No adequate government intervention for the economy affected by the pandemic: Finance Minister Nirmala Sitharaman

Calcutta: Finance Minister Nirmala Sitharaman said on Thursday that the government has taken several measures to support the economy, but no action will be adequate to address the crisis triggered by the COVID-19 pandemic.

Addressing the Indian Chamber of Commerce (ICC) Annual General Assembly, Sitharaman said that while green sprouts and signs of economic recovery were visible in early 2020, he was shocked by the onset of the pandemic.

The government has taken steps to intervene by consulting several chambers of commerce and Prime Minister Narendra Modi has also received feedback from the industry, he said.

For example, the government announced Garib Kalyan Yojana, free cooking gas and direct benefit transfer schemes, Sitharaman said.

Three different sets of announcements regarding “Atmanirbhar Bharat” were made and, together with RBI, some schemes tailored to various sectors based on demand were unveiled, he said.

“We didn’t limit the opportunities to any particular sector. This was necessary to keep the sector floating,” Sitharaman said.

“But no government intervention will be adequate,” he added.

Sitharaman said that while the 1991 reforms were a big step, it did have a balance of payments crisis.

“If the government of that time had done more, the economy would have been in better shape now,” he said.

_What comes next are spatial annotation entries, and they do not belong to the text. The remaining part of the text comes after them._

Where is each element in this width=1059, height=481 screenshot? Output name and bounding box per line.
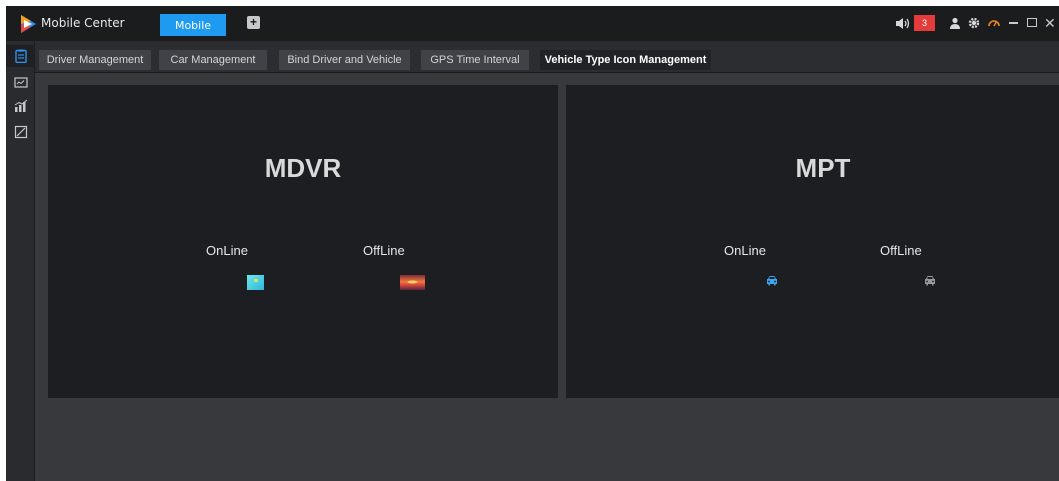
alarm-count-badge[interactable]: 3 (914, 15, 935, 31)
monitor-icon (13, 77, 28, 88)
logo-icon (21, 15, 36, 33)
sidebar-item-statistics[interactable] (6, 95, 35, 117)
add-tab-button[interactable]: + (247, 16, 260, 29)
offline-label: OffLine (880, 243, 922, 258)
minimize-icon[interactable] (1009, 22, 1018, 24)
clipboard-icon (14, 49, 27, 63)
title-bar: Mobile Center Mobile + 3 ✕ (6, 6, 1059, 41)
user-icon[interactable] (949, 17, 961, 29)
content-area: MDVR OnLine OffLine MPT OnLine OffLine (35, 73, 1059, 481)
gear-icon[interactable] (968, 17, 980, 29)
online-label: OnLine (206, 243, 248, 258)
mobile-mode-button[interactable]: Mobile (160, 14, 226, 36)
panel-title: MPT (795, 153, 851, 183)
close-icon[interactable]: ✕ (1044, 16, 1058, 30)
mdvr-panel: MDVR OnLine OffLine (48, 85, 558, 398)
car-online-icon[interactable] (766, 275, 778, 286)
maximize-icon[interactable] (1027, 18, 1037, 27)
car-offline-icon[interactable] (924, 275, 936, 286)
app-title: Mobile Center (41, 16, 125, 30)
tab-bind-driver-and-vehicle[interactable]: Bind Driver and Vehicle (279, 50, 410, 70)
left-sidebar (6, 41, 35, 481)
chart-icon (14, 99, 27, 112)
sidebar-item-edit[interactable] (6, 121, 35, 143)
tab-gps-time-interval[interactable]: GPS Time Interval (421, 50, 529, 70)
sunset-image-icon[interactable] (400, 275, 425, 290)
sidebar-item-monitor[interactable] (6, 72, 35, 94)
mpt-panel: MPT OnLine OffLine (566, 85, 1059, 398)
tab-car-management[interactable]: Car Management (159, 50, 267, 70)
sidebar-item-management[interactable] (6, 45, 35, 67)
sound-icon[interactable] (896, 18, 910, 29)
tab-bar: Driver Management Car Management Bind Dr… (35, 41, 1059, 73)
cyan-square-icon[interactable] (247, 275, 264, 290)
offline-label: OffLine (363, 243, 405, 258)
panel-title: MDVR (264, 153, 342, 183)
app-window: Mobile Center Mobile + 3 ✕ Driver Manage… (6, 6, 1059, 481)
speedometer-icon[interactable] (988, 17, 1000, 29)
tab-driver-management[interactable]: Driver Management (39, 50, 151, 70)
tab-vehicle-type-icon-management[interactable]: Vehicle Type Icon Management (540, 50, 711, 70)
edit-icon (14, 125, 27, 139)
online-label: OnLine (724, 243, 766, 258)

The government has introduced agricultural reforms, introduced new labor codes for flexibility, and made it expensive to import goods that can be produced in the country, the finance minister said.

On the next budget, he said that public spending, including on capital and infrastructure, will be maintained.

Sitharaman said several sovereign and pension funds are willing to come to India with long-term commitments, which is leading to higher domestic FDI flow than comparable economies.

The divestment agenda, which has been cleared by the government, will move forward and the banks will be run by professionals with risk officials brought in from outside and not appointed from within, he said.

“DIPAM will be more active. What we see the most is the dynamism,” the minister said.

Exuding hope, Sitharaman said: “We are seeing clear signs of recovery. But this must support. We need input from the industry at this extraordinary time when budgeting.”